Devant ce défi majeur pour notre pays, le lancement de la concertation grand âge et autonomie, présidée par Dominique Libault, est essentiel. De ce point de vue, et même si je salue l'initiative parlementaire, le texte qui nous est soumis me semble anachronique. Comment justifier, en effet, qu'en pleine consultation nationale, réunissant 415 000 participants, et alors que plusieurs groupes de travail ont été formés, dont l'un est spécifiquement consacré à la question des proches aidants et composé de l'ensemble des acteurs concernés – représentants d'aidants, associations, parlementaires, administrations, agences régionales de santé, professionnels de santé – , un texte puisse être voté qui ne tient pas compte de leurs travaux ? Le groupe de travail dont je viens de parler doit remettre des propositions concrètes début 2019 : ne court-circuitons pas ses réflexions. Je le répète, nous saluons l'initiative mais, compte tenu de l'enjeu, nous choisissons la coconstruction. D'autant que le calendrier est déjà précisé : remise des propositions début 2019 et projet de loi débattu au Parlement la même année, comme s'y était engagé le Président de la République.
Cela étant dit, la philosophie du texte est la bonne – nous avons tous ici la même volonté d'apaiser le quotidien des aidants. Mais il ne cerne pas l'intégralité des enjeux et n'apporte pas les bonnes réponses. Pour le montrer, je ne citerai que deux exemples ; mes collègues compléteront.
Vous proposez l'indemnisation du congé de proche aidant, à laquelle nous sommes favorables ; d'ailleurs, Mme la secrétaire d'État s'est prononcée en sa faveur il y a plusieurs jours et vient de confirmer sa position devant la représentation nationale. Mais vous proposez de financer cette indemnisation par la création d'une nouvelle taxe sur les contrats d'assurance, donc, notamment, sur les mutuelles. Vous comprenez bien que, dans le contexte actuel, cette mesure est totalement inenvisageable.
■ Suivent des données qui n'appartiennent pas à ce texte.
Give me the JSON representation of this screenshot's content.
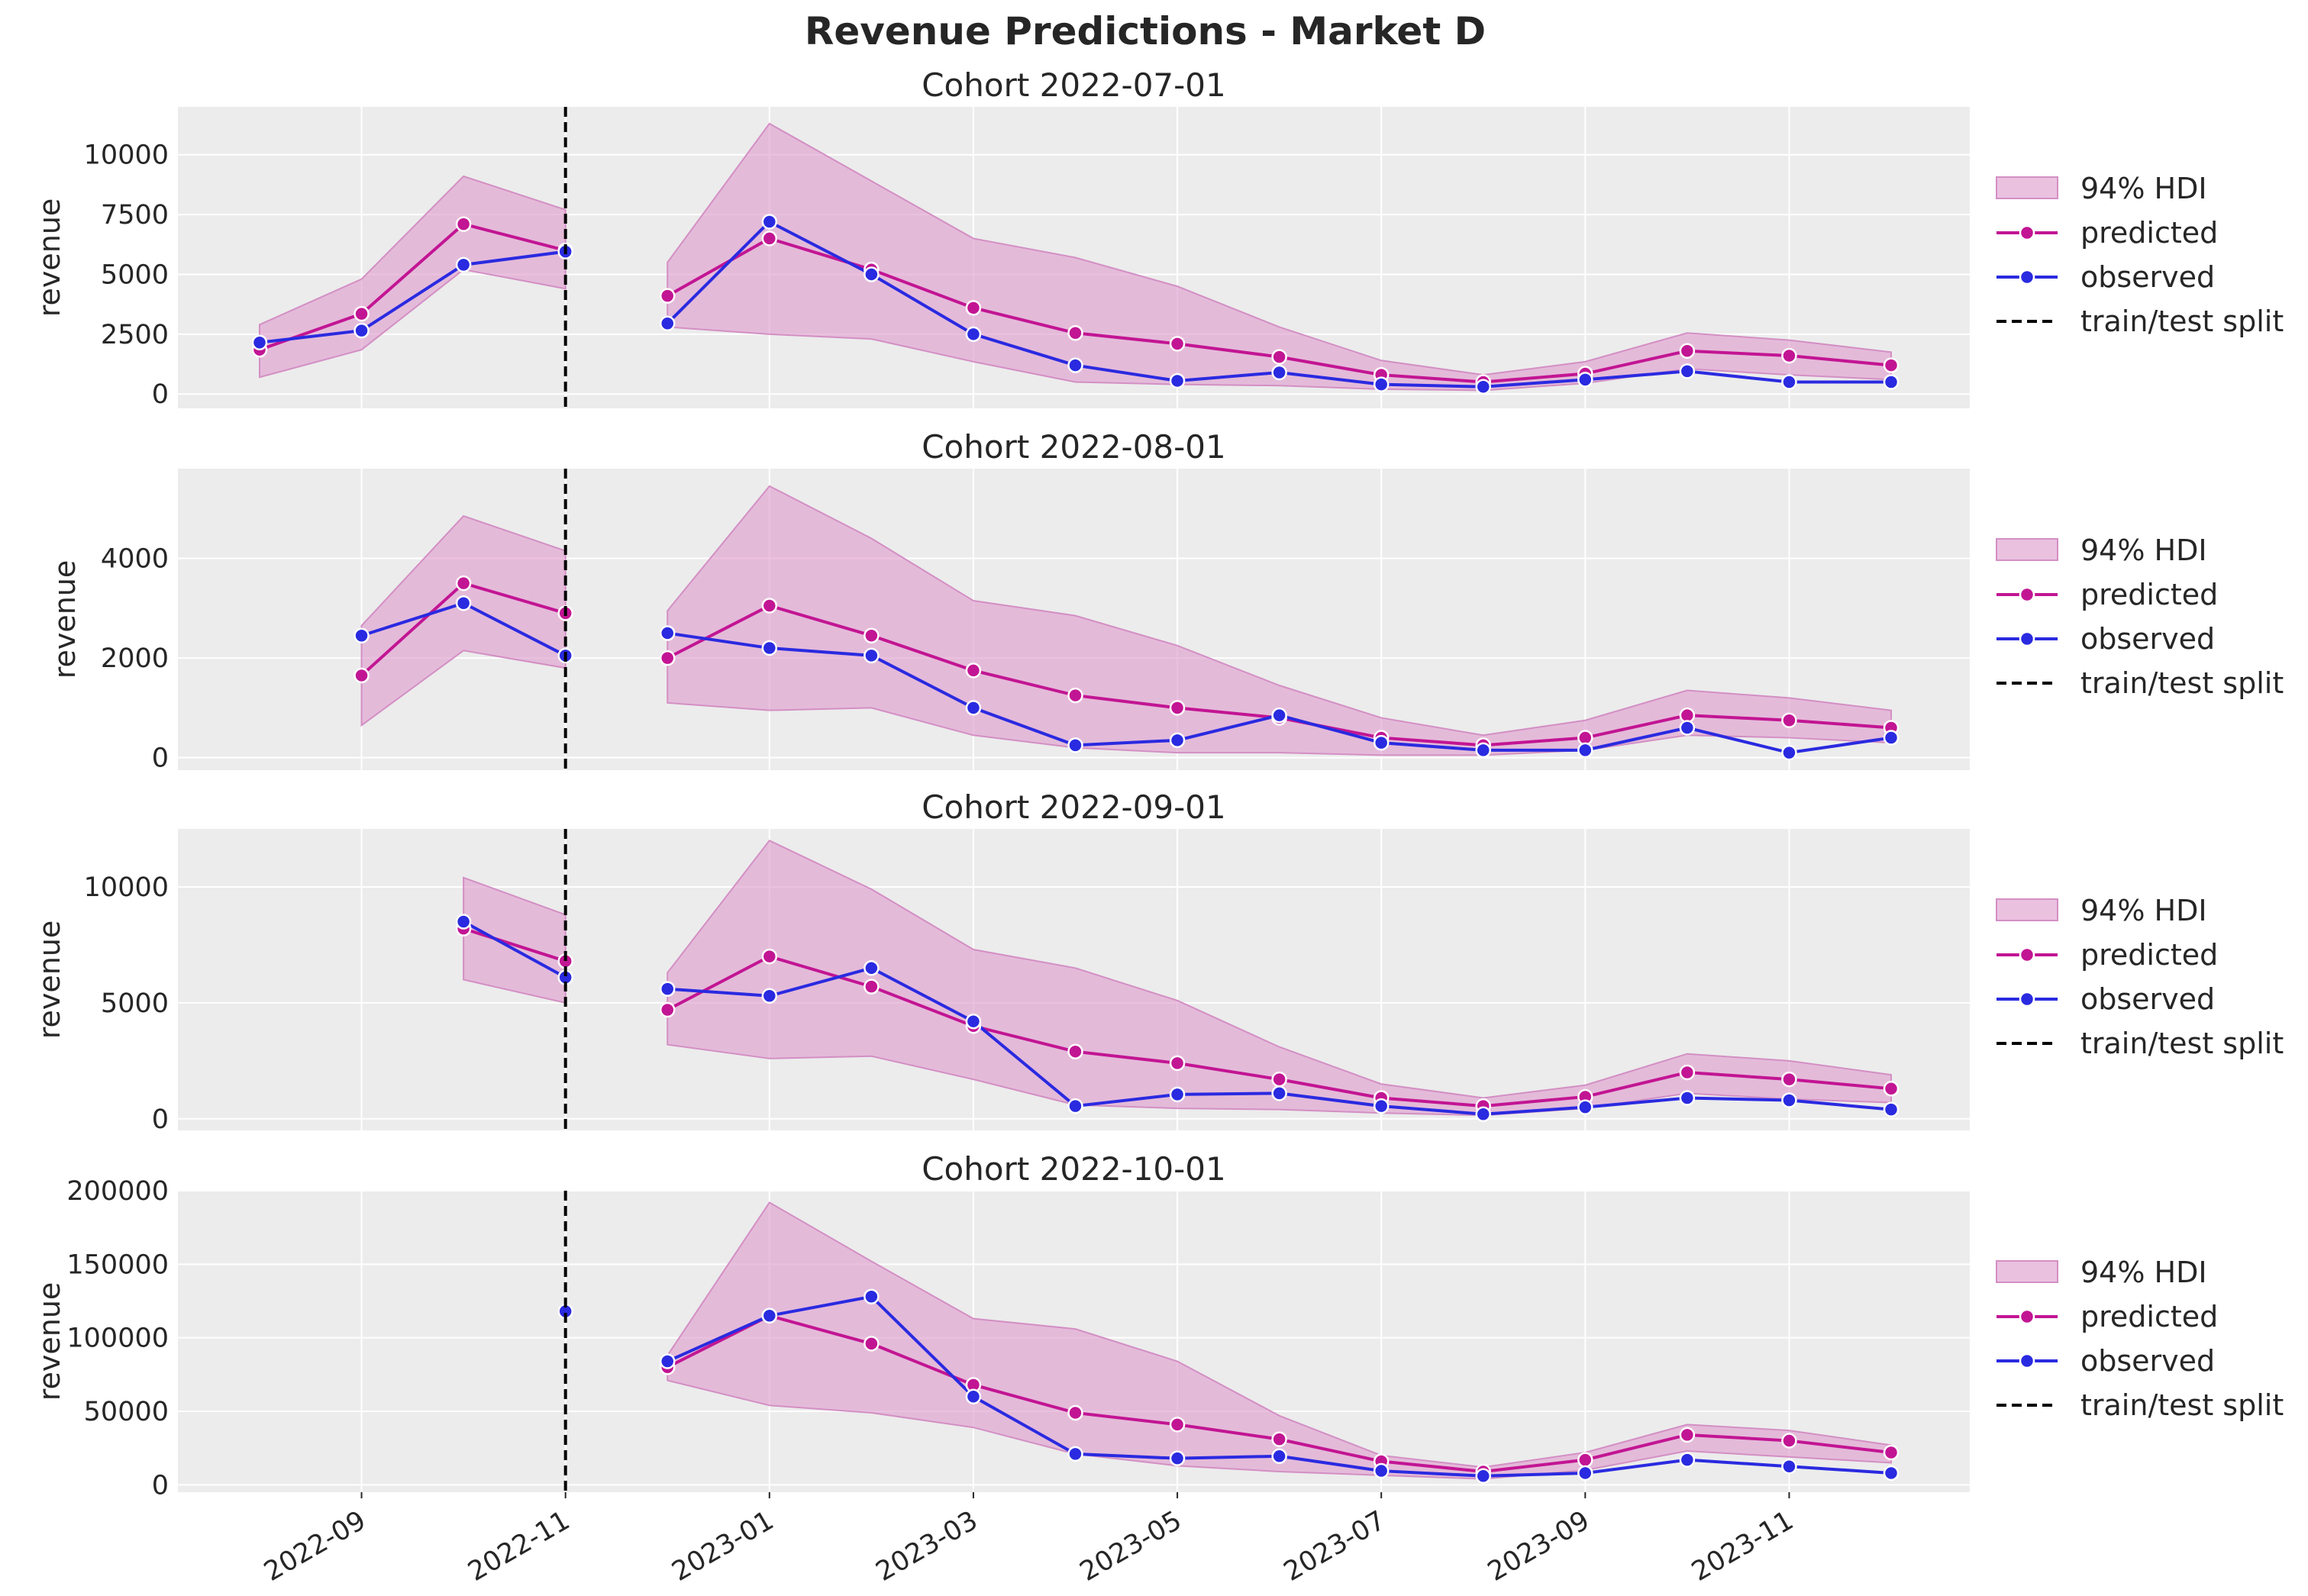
{
  "figure": {
    "title": "Revenue Predictions - Market D"
  },
  "legend": {
    "placement": "right",
    "labels": {
      "hdi": "94% HDI",
      "predicted": "predicted",
      "observed": "observed",
      "split": "train/test split"
    }
  },
  "colors": {
    "predicted": "#c21593",
    "observed": "#2a2ae0",
    "hdi_fill": "#e0a0d0",
    "hdi_edge": "#d38fc4",
    "split": "#000000",
    "panel_bg": "#ececec",
    "grid": "#ffffff"
  },
  "chart_data": [
    {
      "type": "line",
      "title": "Cohort 2022-07-01",
      "ylabel": "revenue",
      "ylim": [
        -600,
        12000
      ],
      "yticks": [
        0,
        2500,
        5000,
        7500,
        10000
      ],
      "xticks": [
        "2022-09",
        "2022-11",
        "2023-01",
        "2023-03",
        "2023-05",
        "2023-07",
        "2023-09",
        "2023-11"
      ],
      "split": "2022-11",
      "dates": [
        "2022-08",
        "2022-09",
        "2022-10",
        "2022-11",
        "2022-12",
        "2023-01",
        "2023-02",
        "2023-03",
        "2023-04",
        "2023-05",
        "2023-06",
        "2023-07",
        "2023-08",
        "2023-09",
        "2023-10",
        "2023-11",
        "2023-12"
      ],
      "predicted": [
        1850,
        3350,
        7100,
        6000,
        4100,
        6500,
        5200,
        3600,
        2550,
        2100,
        1550,
        800,
        500,
        850,
        1800,
        1600,
        1200
      ],
      "observed": [
        2150,
        2650,
        5400,
        5950,
        2950,
        7200,
        5000,
        2500,
        1200,
        550,
        900,
        400,
        300,
        600,
        950,
        500,
        500
      ],
      "hdi_low": [
        700,
        1850,
        5200,
        4400,
        2800,
        2500,
        2300,
        1350,
        500,
        400,
        350,
        200,
        150,
        450,
        1050,
        800,
        600
      ],
      "hdi_high": [
        2900,
        4800,
        9100,
        7700,
        5500,
        11300,
        8900,
        6500,
        5700,
        4500,
        2800,
        1400,
        800,
        1350,
        2550,
        2250,
        1750
      ]
    },
    {
      "type": "line",
      "title": "Cohort 2022-08-01",
      "ylabel": "revenue",
      "ylim": [
        -250,
        5800
      ],
      "yticks": [
        0,
        2000,
        4000
      ],
      "xticks": [
        "2022-09",
        "2022-11",
        "2023-01",
        "2023-03",
        "2023-05",
        "2023-07",
        "2023-09",
        "2023-11"
      ],
      "split": "2022-11",
      "dates": [
        "2022-09",
        "2022-10",
        "2022-11",
        "2022-12",
        "2023-01",
        "2023-02",
        "2023-03",
        "2023-04",
        "2023-05",
        "2023-06",
        "2023-07",
        "2023-08",
        "2023-09",
        "2023-10",
        "2023-11",
        "2023-12"
      ],
      "predicted": [
        1650,
        3500,
        2900,
        2000,
        3050,
        2450,
        1750,
        1250,
        1000,
        800,
        400,
        250,
        400,
        850,
        750,
        600
      ],
      "observed": [
        2450,
        3100,
        2050,
        2500,
        2200,
        2050,
        1000,
        250,
        350,
        850,
        300,
        150,
        150,
        600,
        100,
        400
      ],
      "hdi_low": [
        650,
        2150,
        1800,
        1100,
        950,
        1000,
        450,
        200,
        100,
        100,
        50,
        50,
        150,
        450,
        400,
        300
      ],
      "hdi_high": [
        2650,
        4850,
        4150,
        2950,
        5450,
        4400,
        3150,
        2850,
        2250,
        1450,
        800,
        450,
        750,
        1350,
        1200,
        950
      ]
    },
    {
      "type": "line",
      "title": "Cohort 2022-09-01",
      "ylabel": "revenue",
      "ylim": [
        -500,
        12500
      ],
      "yticks": [
        0,
        5000,
        10000
      ],
      "xticks": [
        "2022-09",
        "2022-11",
        "2023-01",
        "2023-03",
        "2023-05",
        "2023-07",
        "2023-09",
        "2023-11"
      ],
      "split": "2022-11",
      "dates": [
        "2022-10",
        "2022-11",
        "2022-12",
        "2023-01",
        "2023-02",
        "2023-03",
        "2023-04",
        "2023-05",
        "2023-06",
        "2023-07",
        "2023-08",
        "2023-09",
        "2023-10",
        "2023-11",
        "2023-12"
      ],
      "predicted": [
        8200,
        6800,
        4700,
        7000,
        5700,
        4000,
        2900,
        2400,
        1700,
        900,
        550,
        950,
        2000,
        1700,
        1300
      ],
      "observed": [
        8500,
        6100,
        5600,
        5300,
        6500,
        4200,
        550,
        1050,
        1100,
        550,
        200,
        500,
        900,
        800,
        400
      ],
      "hdi_low": [
        6000,
        5000,
        3200,
        2600,
        2700,
        1700,
        600,
        450,
        400,
        250,
        150,
        450,
        1100,
        850,
        700
      ],
      "hdi_high": [
        10400,
        8800,
        6300,
        12000,
        9900,
        7300,
        6500,
        5100,
        3100,
        1500,
        900,
        1450,
        2800,
        2500,
        1900
      ]
    },
    {
      "type": "line",
      "title": "Cohort 2022-10-01",
      "ylabel": "revenue",
      "ylim": [
        -5000,
        200000
      ],
      "yticks": [
        0,
        50000,
        100000,
        150000,
        200000
      ],
      "xticks": [
        "2022-09",
        "2022-11",
        "2023-01",
        "2023-03",
        "2023-05",
        "2023-07",
        "2023-09",
        "2023-11"
      ],
      "split": "2022-11",
      "dates": [
        "2022-11",
        "2022-12",
        "2023-01",
        "2023-02",
        "2023-03",
        "2023-04",
        "2023-05",
        "2023-06",
        "2023-07",
        "2023-08",
        "2023-09",
        "2023-10",
        "2023-11",
        "2023-12"
      ],
      "predicted": [
        null,
        80000,
        115000,
        96000,
        68000,
        49000,
        41000,
        31000,
        16000,
        9000,
        17000,
        34000,
        30000,
        22000
      ],
      "observed": [
        118000,
        84000,
        115000,
        128000,
        60000,
        21000,
        18000,
        19500,
        9500,
        6000,
        8000,
        17000,
        12500,
        8000
      ],
      "hdi_low": [
        null,
        71000,
        54000,
        49000,
        39000,
        21000,
        13000,
        9000,
        6500,
        4000,
        10000,
        23000,
        19000,
        15000
      ],
      "hdi_high": [
        null,
        88000,
        192000,
        152000,
        113000,
        106000,
        84000,
        47000,
        20000,
        12000,
        22000,
        41000,
        37000,
        27000
      ]
    }
  ]
}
Nous ne partageons pas la vision dont elle découle : augmenter le prix des mutuelles et d'autres contrats d'assurance, ce serait fragiliser davantage certains de nos concitoyens qui pourraient renoncer à y adhérer et réduire ainsi leur protection santé. Ce n'est pas acceptable. Nous pensons que cette indemnisation doit être financée par la solidarité nationale, non par une nouvelle taxe.
Vous proposez également de protéger les droits à la retraite des proches aidants. Cela répond effectivement à un besoin réel. Mais une réflexion globale est déjà engagée sur ce point, qui sera traité dans le cadre de la réforme des retraites.
Notre groupe ne votera donc pas en faveur de l'adoption de ce texte, bien que l'ensemble de mes collègues et moi-même saluions l'intérêt de la représentation nationale pour cette question fondamentale. Si le texte n'est pas opportun, puisqu'un projet en cours apportera des solutions plus précises et plus complètes, les travaux dont il fait l'objet ne sont pas inutiles en ce qu'ils contribuent à la réflexion collective.
Écoutons et continuons à travailler, main dans la main, avec les associations, les représentants des aidants et les personnels de santé, pour voter une loi plus ambitieuse qui répondra non seulement aux besoins des aidants, mais aussi à ceux des personnes qu'ils aident, puisque leurs destins sont inévitablement liés et que les dissocier serait une erreur.
Ces sujets du quotidien, qui touchent la vie de millions de nos concitoyens, méritent que nous proposions à ces derniers une loi complète, réfléchie et concertée, faite de solutions construites par les aidants, pour les aidants et pour les aidés.